Development of articulation simulation system using vocal tract Model

Yuka Sumita; Mariko Hattori; Ken Inohara; Rie Sakurai; Hisashi Taniguchi

doi:10.5772/55906

Author Information

Show +

Y.I. Sumita
- Department of Maxillofacial Prosthetics, Graduate School, Tokyo Medical and Dental University, Japan
K. Inohara
- Department of Maxillofacial Prosthetics, Graduate School, Tokyo Medical and Dental University, Japan
- Keishu-kai Inohara Dental Clinic, Japan
R. Sakurai
- Shinjuku-nishiguchi Dental Clinic, Japan
M. Hattori*
- Department of Maxillofacial Prosthetics, Graduate School, Tokyo Medical and Dental University, Japan
S. Ino
- Human Technology Research Institute, National Institute of Advanced Industrial Science and Technology, Japan
T. Ifukube
- Institute of Gerontology,The University of Tokyo, Japan
H. Taniguchi
- Department of Maxillofacial Prosthetics, Graduate School, Tokyo Medical and Dental University, Japan

*Address all correspondence to: sasamfp@tmd.ac.jp

1. Introduction

During prosthetic treatment, dentists need to consider various factors, such as esthetics, speech, mastication, and swallowing, etc. Among them, the effect of prosthetic treatment on speech is an important concern for patients; thus, dentists must take care to avoid causing speech impairments during prosthodontic treatment, such as removable-type prostheses; partial or complete dentures and fixed-type prostheses; bridges and crowns. Since teeth and alveolar bone, maxillary bone are the main speech articulators, speech can be impaired by dental disorders such as missing teeth or the presence of insufficient prostheses.

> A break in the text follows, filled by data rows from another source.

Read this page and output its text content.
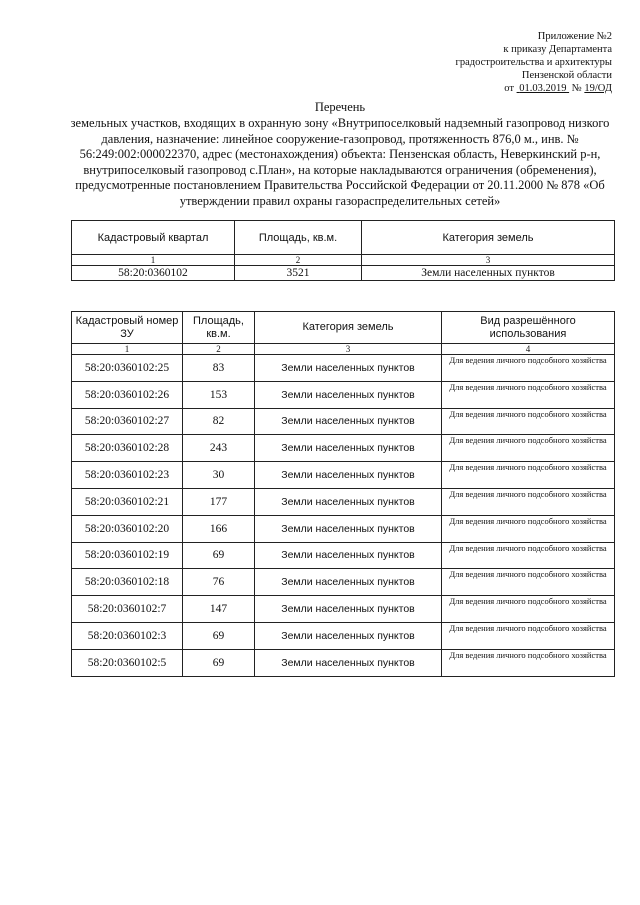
Приложение №2
к приказу Департамента
градостроительства и архитектуры
Пензенской области
от 01.03.2019 № 19/ОД
Перечень
земельных участков, входящих в охранную зону «Внутрипоселковый надземный газопровод низкого давления, назначение: линейное сооружение-газопровод, протяженность 876,0 м., инв. № 56:249:002:000022370, адрес (местонахождения) объекта: Пензенская область, Неверкинский р-н, внутрипоселковый газопровод с.План», на которые накладываются ограничения (обременения), предусмотренные постановлением Правительства Российской Федерации от 20.11.2000 № 878 «Об утверждении правил охраны газораспределительных сетей»
Кадастровый квартал	Площадь, кв.м.	Категория земель
1	2	3
58:20:0360102	3521	Земли населенных пунктов
Кадастровый номер ЗУ	Площадь, кв.м.	Категория земель	Вид разрешённого использования
1	2	3	4
58:20:0360102:25	83	Земли населенных пунктов	Для ведения личного подсобного хозяйства
58:20:0360102:26	153	Земли населенных пунктов	Для ведения личного подсобного хозяйства
58:20:0360102:27	82	Земли населенных пунктов	Для ведения личного подсобного хозяйства
58:20:0360102:28	243	Земли населенных пунктов	Для ведения личного подсобного хозяйства
58:20:0360102:23	30	Земли населенных пунктов	Для ведения личного подсобного хозяйства
58:20:0360102:21	177	Земли населенных пунктов	Для ведения личного подсобного хозяйства
58:20:0360102:20	166	Земли населенных пунктов	Для ведения личного подсобного хозяйства
58:20:0360102:19	69	Земли населенных пунктов	Для ведения личного подсобного хозяйства
58:20:0360102:18	76	Земли населенных пунктов	Для ведения личного подсобного хозяйства
58:20:0360102:7	147	Земли населенных пунктов	Для ведения личного подсобного хозяйства
58:20:0360102:3	69	Земли населенных пунктов	Для ведения личного подсобного хозяйства
58:20:0360102:5	69	Земли населенных пунктов	Для ведения личного подсобного хозяйства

Speech, masticatory, and swallowing disorders may occur in patients after the surgical resection of tumors with the head-and-neck region. Particularly, when a maxillary defect remains due to the extent of tumor resection, the nasal cavity constantly communicates with the vocal tract composed of the larynx, pharynx, and oral cavity and maxillectomy defect changes the vocal tract shape, inducing marked speech disorder. Concretely, communication between the nasal and oral cavities cannot be blocked, and breath passes through the nose and it causes hypernasality, resulting in unclear phonation. Acoustically, the relationship between the first and second formants of vowels alters [1].

Figure 1.
Dento-maxillary prosthesis for maxillectomy. Dento-maxillary prosthesis involves obuturator separate between nasal part and oral part. It prevent the air leakage and works well to improve the functional impairments.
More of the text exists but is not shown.